Le silence est donc là, au cœur du travail de Mark Andre. Pour simplifier, disons que cette œuvre pour quatre groupes instrumentaux, sept chanteuses et live-electronics, où la tessiture grave domine, nous offre un forte sforzato de dix secondes (cloches, plaque de bois martelée…) toutes les dix minutes. Le reste du temps, les effets restent minimaux : gémissement d'un trombone bouché ou crachouillis d'un basson, frottements d'un archet sur la corde qui suspend le gong ou de deux petits blocs de polystyrène, ou simplement des mains de la contrebassiste devant un micro.

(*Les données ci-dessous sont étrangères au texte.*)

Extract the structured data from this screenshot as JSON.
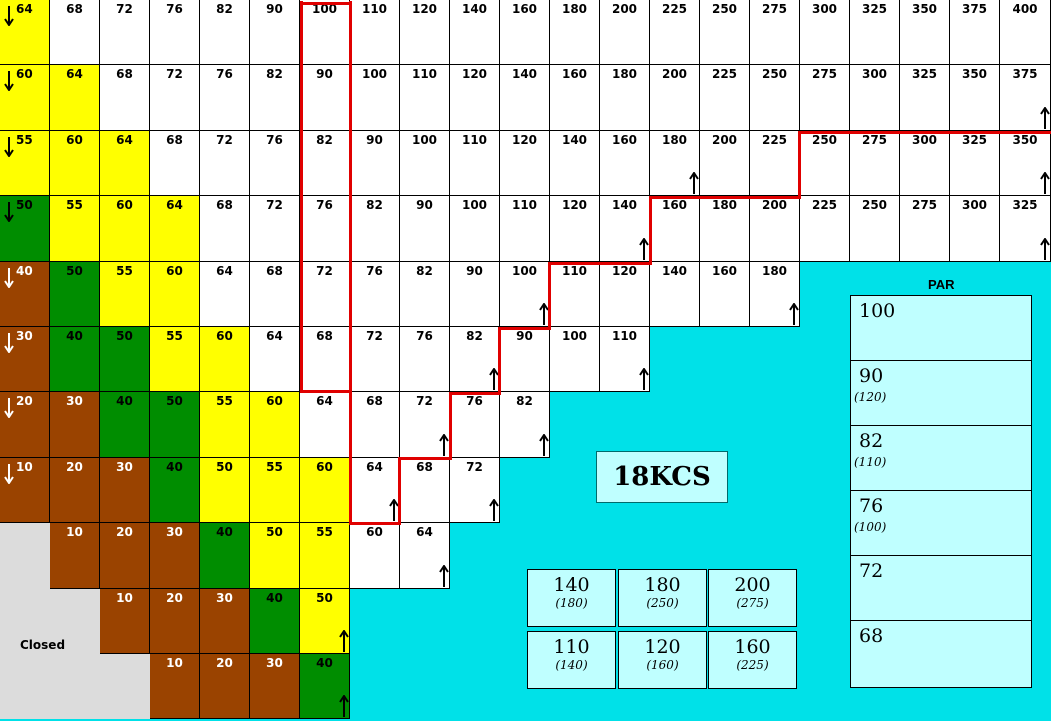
{
  "grid": {
    "rows": [
      [
        "64",
        "68",
        "72",
        "76",
        "82",
        "90",
        "100",
        "110",
        "120",
        "140",
        "160",
        "180",
        "200",
        "225",
        "250",
        "275",
        "300",
        "325",
        "350",
        "375",
        "400"
      ],
      [
        "60",
        "64",
        "68",
        "72",
        "76",
        "82",
        "90",
        "100",
        "110",
        "120",
        "140",
        "160",
        "180",
        "200",
        "225",
        "250",
        "275",
        "300",
        "325",
        "350",
        "375"
      ],
      [
        "55",
        "60",
        "64",
        "68",
        "72",
        "76",
        "82",
        "90",
        "100",
        "110",
        "120",
        "140",
        "160",
        "180",
        "200",
        "225",
        "250",
        "275",
        "300",
        "325",
        "350"
      ],
      [
        "50",
        "55",
        "60",
        "64",
        "68",
        "72",
        "76",
        "82",
        "90",
        "100",
        "110",
        "120",
        "140",
        "160",
        "180",
        "200",
        "225",
        "250",
        "275",
        "300",
        "325"
      ],
      [
        "40",
        "50",
        "55",
        "60",
        "64",
        "68",
        "72",
        "76",
        "82",
        "90",
        "100",
        "110",
        "120",
        "140",
        "160",
        "180"
      ],
      [
        "30",
        "40",
        "50",
        "55",
        "60",
        "64",
        "68",
        "72",
        "76",
        "82",
        "90",
        "100",
        "110"
      ],
      [
        "20",
        "30",
        "40",
        "50",
        "55",
        "60",
        "64",
        "68",
        "72",
        "76",
        "82"
      ],
      [
        "10",
        "20",
        "30",
        "40",
        "50",
        "55",
        "60",
        "64",
        "68",
        "72"
      ],
      [
        "",
        "10",
        "20",
        "30",
        "40",
        "50",
        "55",
        "60",
        "64"
      ],
      [
        "",
        "",
        "10",
        "20",
        "30",
        "40",
        "50"
      ],
      [
        "",
        "",
        "",
        "10",
        "20",
        "30",
        "40"
      ]
    ],
    "colors": [
      [
        "y",
        "w",
        "w",
        "w",
        "w",
        "w",
        "w",
        "w",
        "w",
        "w",
        "w",
        "w",
        "w",
        "w",
        "w",
        "w",
        "w",
        "w",
        "w",
        "w",
        "w"
      ],
      [
        "y",
        "y",
        "w",
        "w",
        "w",
        "w",
        "w",
        "w",
        "w",
        "w",
        "w",
        "w",
        "w",
        "w",
        "w",
        "w",
        "w",
        "w",
        "w",
        "w",
        "w"
      ],
      [
        "y",
        "y",
        "y",
        "w",
        "w",
        "w",
        "w",
        "w",
        "w",
        "w",
        "w",
        "w",
        "w",
        "w",
        "w",
        "w",
        "w",
        "w",
        "w",
        "w",
        "w"
      ],
      [
        "g",
        "y",
        "y",
        "y",
        "w",
        "w",
        "w",
        "w",
        "w",
        "w",
        "w",
        "w",
        "w",
        "w",
        "w",
        "w",
        "w",
        "w",
        "w",
        "w",
        "w"
      ],
      [
        "b",
        "g",
        "y",
        "y",
        "w",
        "w",
        "w",
        "w",
        "w",
        "w",
        "w",
        "w",
        "w",
        "w",
        "w",
        "w"
      ],
      [
        "b",
        "g",
        "g",
        "y",
        "y",
        "w",
        "w",
        "w",
        "w",
        "w",
        "w",
        "w",
        "w"
      ],
      [
        "b",
        "b",
        "g",
        "g",
        "y",
        "y",
        "w",
        "w",
        "w",
        "w",
        "w"
      ],
      [
        "b",
        "b",
        "b",
        "g",
        "y",
        "y",
        "y",
        "w",
        "w",
        "w"
      ],
      [
        "c",
        "b",
        "b",
        "b",
        "g",
        "y",
        "y",
        "w",
        "w"
      ],
      [
        "c",
        "c",
        "b",
        "b",
        "b",
        "g",
        "y"
      ],
      [
        "c",
        "c",
        "c",
        "b",
        "b",
        "b",
        "g"
      ]
    ],
    "palette": {
      "y": "#ffff00",
      "w": "#ffffff",
      "g": "#008d00",
      "b": "#9a4300",
      "c": "#dcdcdc",
      "boundary": "#e00000"
    },
    "down_arrow_rows": [
      0,
      1,
      2,
      3,
      4,
      5,
      6,
      7
    ],
    "up_arrows": [
      [
        1,
        20
      ],
      [
        2,
        13
      ],
      [
        2,
        20
      ],
      [
        3,
        12
      ],
      [
        3,
        20
      ],
      [
        4,
        10
      ],
      [
        4,
        15
      ],
      [
        5,
        9
      ],
      [
        5,
        12
      ],
      [
        6,
        8
      ],
      [
        6,
        10
      ],
      [
        7,
        7
      ],
      [
        7,
        9
      ],
      [
        8,
        8
      ],
      [
        9,
        6
      ],
      [
        10,
        6
      ]
    ],
    "closed_label": "Closed"
  },
  "par": {
    "title": "PAR",
    "items": [
      {
        "value": "100",
        "sub": ""
      },
      {
        "value": "90",
        "sub": "(120)"
      },
      {
        "value": "82",
        "sub": "(110)"
      },
      {
        "value": "76",
        "sub": "(100)"
      },
      {
        "value": "72",
        "sub": ""
      },
      {
        "value": "68",
        "sub": ""
      }
    ]
  },
  "kcs_label": "18KCS",
  "options": [
    {
      "value": "140",
      "sub": "(180)"
    },
    {
      "value": "180",
      "sub": "(250)"
    },
    {
      "value": "200",
      "sub": "(275)"
    },
    {
      "value": "110",
      "sub": "(140)"
    },
    {
      "value": "120",
      "sub": "(160)"
    },
    {
      "value": "160",
      "sub": "(225)"
    }
  ]
}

La voix humaine est là aussi, on l'a dit, sous forme de paroles chuchotées, de soupirs, de claquements de langue. Le compositeur ouvre un univers sonore fascinant d'hypothèses où on entend parfois le ressac de la mer, un grondement tellurique, des grincements discrets, des sanglots, des reniflements... mais sans que cela soit bien défini. On verra donc comme une terrible maladresse le bruit quasiment réaliste des ébranlements de wagon utilisé pour évoquer ce Train fantôme, parti de Toulouse un 3 juillet 1944 pour ne rouvrir ses portes que 57 jours plus tard, à Dachau. Si quelques spectateurs ont quitté la salle assez rapidement, les autres ont vécu, avec l'Orchestre du Staatstheater Mainz, sous la battue précise et concentrée de Peter Hirsch, une expérience méditative.

À une telle musique ne pouvait répondre qu'un travail scénique sur le corps plutôt que sur la psychologie. Dans un espace où sept carrés noirs d'1,80 mètre environ se déplacent lentement sur des rails parallèles, sept silhouettes anonymes apparaissent et disparaissent, maîtres ou jouets de ces paravents mécaniques : celle qui s'effondre, celle qui retire son voile des cheveux d'une femme, celle qui traîne le corps nu d'un vieil homme… La direction d'acteur de Georges Delnon ne prône pas la lenteur maniérée d'un Bob Wilson mais une sorte de calme hypnotique, de vide fantomatique, qui n'est pas loin d'évoquer celui de morts-vivants. C'est dans le bel Amphithéâtre Bastille que se fait cette rencontre entre le Festival d'Automne à Paris et l'Opéra national. Si c'est l'endroit rêvé pour placer le spectateur au cœur de quatre groupes de musiciens, on conseillera de s'installer près de l'allée centrale, tout éloignement du chef imposant une vision oblique sur les tableaux qui se préparent en coulisses, leur enlevant alors une part de magie.